His agitation doesn't show but Fandral has a knowing smirk on his lips. "Did your fan keep you late as usual?"
Loki's features are schooled into his mask; it's much easier to fool these five than a five-year-old. "Jealous, Fandral?"
"Over the affections of a Midgardian tyke?" he scoffed.
Loki raised placating hands. "Don't fret, Fandral. I'm sure one day some tavern wench will fall for your good looks instead of your brain. Give it time, just not too much time."
Volstagg chuckled into his cups. Fandral kicked at him.
As soon as Thor walked in the door he had their attention and Loki faded to the background, silent as a shadow. He was there yet he wasn't. It ends as it usually does, with a constant loop of sparring matches and by the end Loki suffered a blow to the shoulder blades from Volstagg. Worse things have happened and Loki limps back to his room under the disguise of one of his illusions standing tall, straight, regal. Beyond his doors his room is awash in papers. Colored papers. They dot his sidewalls and litter his desk and furniture and by the crunch under foot litter his floor too. He'd recognize those sky-star sketches anywhere.
"Jane!"
He snaps his fingers, summoning Fenrir to his side and after ten minutes of fruitless snuffling about, Loki figures his younger sibling bribed the canine. Fenrir shrugs his haunches in an I-don't-know-what-you-mean gesture. Loki dismisses the beast and lets his thoughts settle, pushing aside his vexation. Ah, he knows where she is.
And there she is, still sketching and coloring papers. His 'ahem' makes her jump but where Loki expected a guilty, hand-in-the-cookie-jar expression she just flashes a sunny grin and runs over to him, stopping just shy of touching. That, was not what he expected.

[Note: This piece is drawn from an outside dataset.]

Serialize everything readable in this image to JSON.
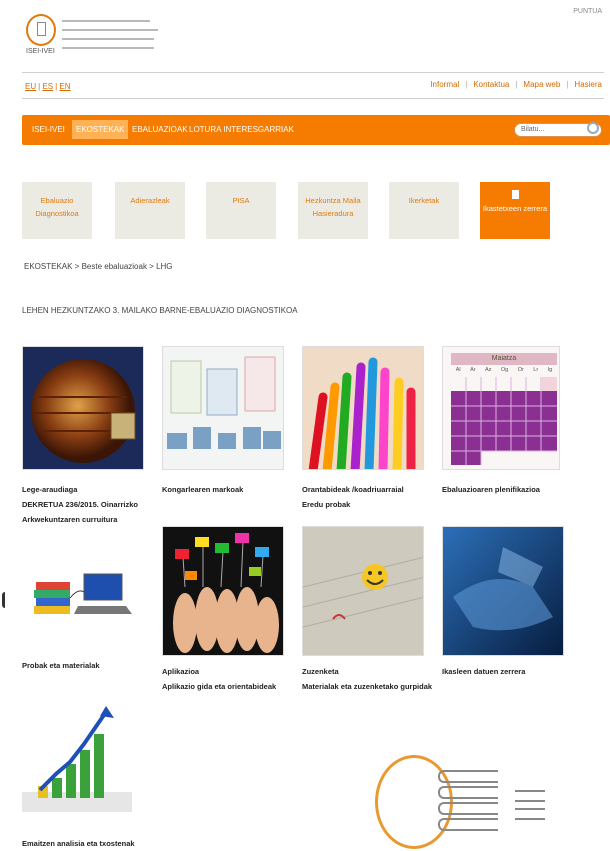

"I found a new con-con," she took a breath and spoke the word slowly, "constellation! Here! I drew it for you! I was going to add it to your collection. I found it after you taught me more runes. You're super smart Loki! How do I get as smart as you? Did you read every book in this library? Do you know everything?" She was equal parts flatterer and admirer. Loki wondered when her awe would fade and she'd be enamored with Thor. Just like everyone else. Still, his ego worked a smirk and the soreness was forgotten, for the moment.
"I know things because I've traveled." He eased into one of the chairs, the library had many and Jane glances up from her book.
"You've been to the Rainbow Bridge?" They haven't let her down there though she met Heimdall once. He smiled at her.
"Down the Rianbow Bridge and beyond." Now he had her attention.
They both miss dinner, Loki still spinning tales and lies and semi-truths to his young audience and he's a little miffed when she catches more than a few of his falsehoods. Whatever happened to youth and gullibility?
"You married a troll?"
Loki nodded sagely. "Her name was Broody and it was either that or be made into stew. I should have chosen the latter. Less pain." Ah, there it was.